Minimum central pressure is now around 897 hPa, which is extremely low for a tropical cyclone. The past advisory placed the pressure at an insane 883 hPa. Lower pressure in tropical cyclones generally means more intense wind speeds. These pressures would place Phailin among an elite class of the most powerful tropical cyclones to ever develop on the face of the earth. Typhoon Tip is generally regarded as the most intense tropical cyclone in history and the minimum central pressure in that storm was 870 hPa, or only 13 hPa lower than Phailin. The lowest central pressure of any tropical cyclone to strike the U.S. was 892 in the 1935 Labor Day Hurricane, followed by 909 mb in Hurricane Camille. Both storms were small, compact hurricanes that made landfall as category-5 hurricanes in the U.S.
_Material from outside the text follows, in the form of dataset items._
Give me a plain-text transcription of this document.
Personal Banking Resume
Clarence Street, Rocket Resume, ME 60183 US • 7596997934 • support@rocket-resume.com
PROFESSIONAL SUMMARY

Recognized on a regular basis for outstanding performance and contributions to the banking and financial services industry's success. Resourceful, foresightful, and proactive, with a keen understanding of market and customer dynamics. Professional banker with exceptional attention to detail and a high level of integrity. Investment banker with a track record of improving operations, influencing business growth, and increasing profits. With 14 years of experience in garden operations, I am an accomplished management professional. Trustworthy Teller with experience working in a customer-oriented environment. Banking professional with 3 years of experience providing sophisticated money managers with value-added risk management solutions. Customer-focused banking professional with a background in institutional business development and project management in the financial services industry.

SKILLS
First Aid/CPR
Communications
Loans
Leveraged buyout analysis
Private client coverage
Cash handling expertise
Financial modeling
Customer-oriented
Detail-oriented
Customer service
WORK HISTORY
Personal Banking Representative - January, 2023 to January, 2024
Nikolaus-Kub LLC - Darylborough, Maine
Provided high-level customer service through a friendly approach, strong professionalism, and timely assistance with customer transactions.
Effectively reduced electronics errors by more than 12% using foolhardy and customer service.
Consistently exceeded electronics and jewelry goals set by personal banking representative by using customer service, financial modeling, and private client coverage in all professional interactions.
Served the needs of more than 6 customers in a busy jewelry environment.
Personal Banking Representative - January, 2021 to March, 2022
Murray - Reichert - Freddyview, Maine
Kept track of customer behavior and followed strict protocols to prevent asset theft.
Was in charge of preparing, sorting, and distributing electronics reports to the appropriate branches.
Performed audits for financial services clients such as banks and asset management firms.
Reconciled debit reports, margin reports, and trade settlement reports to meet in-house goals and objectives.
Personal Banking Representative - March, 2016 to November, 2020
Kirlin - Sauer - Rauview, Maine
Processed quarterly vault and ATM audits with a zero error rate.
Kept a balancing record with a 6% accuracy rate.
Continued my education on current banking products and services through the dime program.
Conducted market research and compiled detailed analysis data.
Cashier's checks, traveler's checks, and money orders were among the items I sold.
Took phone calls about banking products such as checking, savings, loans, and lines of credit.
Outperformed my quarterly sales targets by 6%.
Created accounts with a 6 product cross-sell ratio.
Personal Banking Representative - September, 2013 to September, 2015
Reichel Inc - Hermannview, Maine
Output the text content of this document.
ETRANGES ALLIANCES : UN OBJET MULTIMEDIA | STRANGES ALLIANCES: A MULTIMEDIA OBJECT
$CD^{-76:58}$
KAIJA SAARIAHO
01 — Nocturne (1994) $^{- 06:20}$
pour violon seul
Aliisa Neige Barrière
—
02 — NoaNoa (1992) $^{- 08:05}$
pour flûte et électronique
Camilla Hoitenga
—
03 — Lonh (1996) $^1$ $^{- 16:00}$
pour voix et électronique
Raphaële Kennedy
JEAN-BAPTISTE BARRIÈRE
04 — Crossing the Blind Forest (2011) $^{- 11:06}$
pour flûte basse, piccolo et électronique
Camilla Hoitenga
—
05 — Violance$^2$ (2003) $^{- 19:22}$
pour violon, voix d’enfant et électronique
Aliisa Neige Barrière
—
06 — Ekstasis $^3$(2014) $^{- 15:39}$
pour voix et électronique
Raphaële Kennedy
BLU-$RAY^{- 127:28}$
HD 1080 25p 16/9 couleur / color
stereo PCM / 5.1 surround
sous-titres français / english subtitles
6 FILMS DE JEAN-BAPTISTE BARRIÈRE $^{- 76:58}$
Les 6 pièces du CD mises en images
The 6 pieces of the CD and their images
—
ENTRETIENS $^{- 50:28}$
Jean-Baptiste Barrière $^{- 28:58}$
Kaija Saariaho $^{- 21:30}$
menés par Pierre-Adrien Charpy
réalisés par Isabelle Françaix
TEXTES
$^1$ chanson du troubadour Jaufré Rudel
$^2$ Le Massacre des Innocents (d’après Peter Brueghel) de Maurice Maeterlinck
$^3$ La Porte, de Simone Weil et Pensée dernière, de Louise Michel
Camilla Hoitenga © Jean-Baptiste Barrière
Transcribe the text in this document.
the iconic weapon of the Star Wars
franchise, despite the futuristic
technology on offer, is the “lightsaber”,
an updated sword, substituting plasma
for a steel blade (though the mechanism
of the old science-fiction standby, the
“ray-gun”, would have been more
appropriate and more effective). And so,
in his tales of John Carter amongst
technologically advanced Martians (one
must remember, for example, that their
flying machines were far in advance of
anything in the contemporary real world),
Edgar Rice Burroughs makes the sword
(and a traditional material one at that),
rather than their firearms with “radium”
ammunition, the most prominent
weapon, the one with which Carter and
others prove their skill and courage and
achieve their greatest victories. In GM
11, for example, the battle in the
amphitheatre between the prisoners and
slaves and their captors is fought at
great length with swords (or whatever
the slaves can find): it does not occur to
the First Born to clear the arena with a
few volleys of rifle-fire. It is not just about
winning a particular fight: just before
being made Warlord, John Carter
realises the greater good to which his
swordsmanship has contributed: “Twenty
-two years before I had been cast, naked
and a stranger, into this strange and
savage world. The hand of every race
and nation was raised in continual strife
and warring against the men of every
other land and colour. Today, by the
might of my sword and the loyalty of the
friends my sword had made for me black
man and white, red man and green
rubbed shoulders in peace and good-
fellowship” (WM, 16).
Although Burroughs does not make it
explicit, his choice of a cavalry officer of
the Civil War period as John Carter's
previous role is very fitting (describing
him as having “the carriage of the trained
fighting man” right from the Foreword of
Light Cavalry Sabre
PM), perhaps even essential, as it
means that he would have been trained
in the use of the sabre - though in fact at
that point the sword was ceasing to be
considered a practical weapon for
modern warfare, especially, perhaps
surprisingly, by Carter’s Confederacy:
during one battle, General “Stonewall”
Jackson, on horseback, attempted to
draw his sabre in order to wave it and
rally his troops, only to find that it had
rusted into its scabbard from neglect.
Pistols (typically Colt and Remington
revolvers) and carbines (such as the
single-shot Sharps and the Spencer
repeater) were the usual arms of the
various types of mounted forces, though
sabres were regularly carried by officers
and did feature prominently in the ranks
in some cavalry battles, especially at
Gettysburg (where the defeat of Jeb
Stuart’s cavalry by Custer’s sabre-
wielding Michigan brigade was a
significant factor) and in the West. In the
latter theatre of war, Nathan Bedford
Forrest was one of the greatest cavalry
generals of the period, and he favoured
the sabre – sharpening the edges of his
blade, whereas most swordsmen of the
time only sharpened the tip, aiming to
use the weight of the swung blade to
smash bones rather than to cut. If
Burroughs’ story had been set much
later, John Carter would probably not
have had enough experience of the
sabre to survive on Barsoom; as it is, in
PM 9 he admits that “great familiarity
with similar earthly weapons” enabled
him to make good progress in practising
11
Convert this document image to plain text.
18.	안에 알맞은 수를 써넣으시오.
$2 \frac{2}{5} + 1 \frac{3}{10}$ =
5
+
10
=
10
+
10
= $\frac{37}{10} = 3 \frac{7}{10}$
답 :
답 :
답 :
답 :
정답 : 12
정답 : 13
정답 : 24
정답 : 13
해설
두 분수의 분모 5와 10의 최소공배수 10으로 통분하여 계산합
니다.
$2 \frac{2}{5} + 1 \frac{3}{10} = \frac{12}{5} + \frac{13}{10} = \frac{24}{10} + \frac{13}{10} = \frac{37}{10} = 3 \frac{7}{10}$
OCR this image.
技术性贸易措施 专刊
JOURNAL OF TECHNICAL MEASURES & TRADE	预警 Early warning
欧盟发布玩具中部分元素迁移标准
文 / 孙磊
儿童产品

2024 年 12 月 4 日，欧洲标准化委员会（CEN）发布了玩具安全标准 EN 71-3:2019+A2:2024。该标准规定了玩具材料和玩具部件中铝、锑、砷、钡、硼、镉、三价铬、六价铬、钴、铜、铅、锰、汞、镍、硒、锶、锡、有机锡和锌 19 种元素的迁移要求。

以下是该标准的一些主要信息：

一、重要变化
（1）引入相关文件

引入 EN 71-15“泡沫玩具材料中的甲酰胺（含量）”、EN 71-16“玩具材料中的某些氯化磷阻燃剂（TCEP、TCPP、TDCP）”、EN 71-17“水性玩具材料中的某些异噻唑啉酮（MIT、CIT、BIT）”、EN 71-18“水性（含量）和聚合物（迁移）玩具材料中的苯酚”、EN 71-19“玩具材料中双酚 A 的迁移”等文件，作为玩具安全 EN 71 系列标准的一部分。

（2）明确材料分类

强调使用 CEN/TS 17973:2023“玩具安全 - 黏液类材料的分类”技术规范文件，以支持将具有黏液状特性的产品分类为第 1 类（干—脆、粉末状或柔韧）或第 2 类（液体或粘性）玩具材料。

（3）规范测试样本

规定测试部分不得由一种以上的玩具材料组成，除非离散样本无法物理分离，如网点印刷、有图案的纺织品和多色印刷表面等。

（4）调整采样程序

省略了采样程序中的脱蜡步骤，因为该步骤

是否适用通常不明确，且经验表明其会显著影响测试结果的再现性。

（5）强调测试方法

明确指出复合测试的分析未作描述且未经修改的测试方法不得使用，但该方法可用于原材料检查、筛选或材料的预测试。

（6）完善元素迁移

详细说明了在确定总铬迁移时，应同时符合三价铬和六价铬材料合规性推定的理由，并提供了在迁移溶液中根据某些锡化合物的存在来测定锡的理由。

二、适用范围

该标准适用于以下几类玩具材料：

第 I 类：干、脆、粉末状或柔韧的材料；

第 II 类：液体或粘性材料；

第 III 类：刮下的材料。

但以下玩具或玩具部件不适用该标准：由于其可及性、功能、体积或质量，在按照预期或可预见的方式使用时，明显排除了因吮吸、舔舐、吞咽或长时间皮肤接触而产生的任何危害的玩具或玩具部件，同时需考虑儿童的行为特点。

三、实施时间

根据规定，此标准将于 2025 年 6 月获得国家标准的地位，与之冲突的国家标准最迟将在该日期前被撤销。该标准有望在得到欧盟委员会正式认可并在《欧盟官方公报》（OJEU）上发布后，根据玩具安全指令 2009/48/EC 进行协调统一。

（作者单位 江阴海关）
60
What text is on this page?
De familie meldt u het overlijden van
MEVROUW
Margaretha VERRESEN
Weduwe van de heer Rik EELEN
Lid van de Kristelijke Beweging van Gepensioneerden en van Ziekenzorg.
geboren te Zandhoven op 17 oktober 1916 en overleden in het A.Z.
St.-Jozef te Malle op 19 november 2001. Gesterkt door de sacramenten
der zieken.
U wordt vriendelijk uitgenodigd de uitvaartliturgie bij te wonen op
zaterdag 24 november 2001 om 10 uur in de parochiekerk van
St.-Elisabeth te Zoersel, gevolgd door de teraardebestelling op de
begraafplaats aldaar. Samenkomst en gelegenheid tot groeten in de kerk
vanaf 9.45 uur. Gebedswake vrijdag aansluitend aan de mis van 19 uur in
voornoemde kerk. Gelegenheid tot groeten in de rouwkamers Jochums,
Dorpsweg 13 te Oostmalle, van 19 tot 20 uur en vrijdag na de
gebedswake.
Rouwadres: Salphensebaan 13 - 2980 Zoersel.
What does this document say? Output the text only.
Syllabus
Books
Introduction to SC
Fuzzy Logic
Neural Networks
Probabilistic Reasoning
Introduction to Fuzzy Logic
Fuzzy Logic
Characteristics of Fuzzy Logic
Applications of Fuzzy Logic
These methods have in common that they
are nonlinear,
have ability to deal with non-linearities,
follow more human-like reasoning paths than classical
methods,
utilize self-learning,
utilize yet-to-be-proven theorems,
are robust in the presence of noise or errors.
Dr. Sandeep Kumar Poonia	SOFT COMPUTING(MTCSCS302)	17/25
The RMW value of 11 nm refers to the radius of maximum winds, which is a measure of the distance from the center of circulation to the strongest winds in nautical miles. More powerful tropical cyclones tend to have smaller RMW sizes. In comparison, the RMW size of Hurricane Camille was 8 nm, while the RMW size for the Labor Day Hurricane was only 6 nm. These were some of the smallest RMW values of any hurricanes to ever strike the U.S.
Finally, the small table of values on the bottom left refer to the radius of 34-kt, 50-kt and 64-kt winds to the northeast, southeast, southwest and northwest of the storm center. The 34-kt winds convert to tropical-storm-force winds (approx 40 MPH) and 64-kt winds convert to hurricane-force winds (approx 74 MPH). The size of these wind swaths appears to have increased steadily over the past 18 hours. Now the radius of 64-kt winds extends out 55 nm and the radius of 34-kt winds extends out 150 nm from the center of circulation. These values are very close to the average size values we found in recent storm surge study conducted for the U.S. Gulf Coast.
SCIPP is very close to completing two cutting-edge studies that use robust tropical cyclone size and wind data, as well as data from SURGEDAT, the world's most comprehensive storm surge database, to better understand how tropical cyclone size and winds influence storm surge heights. Without spoiling the end of the movie for you, I will tell you that we found both pre-landfall tropical cyclone wind speeds and storm size significantly influence surge heights. In other words, both the pre-landfall maximum sustained wind speeds and the storm size are important for generating storm surge, which is why the information on this NOAA website is very useful for better understanding the variety of wind and surge hazards that Phailin could produce.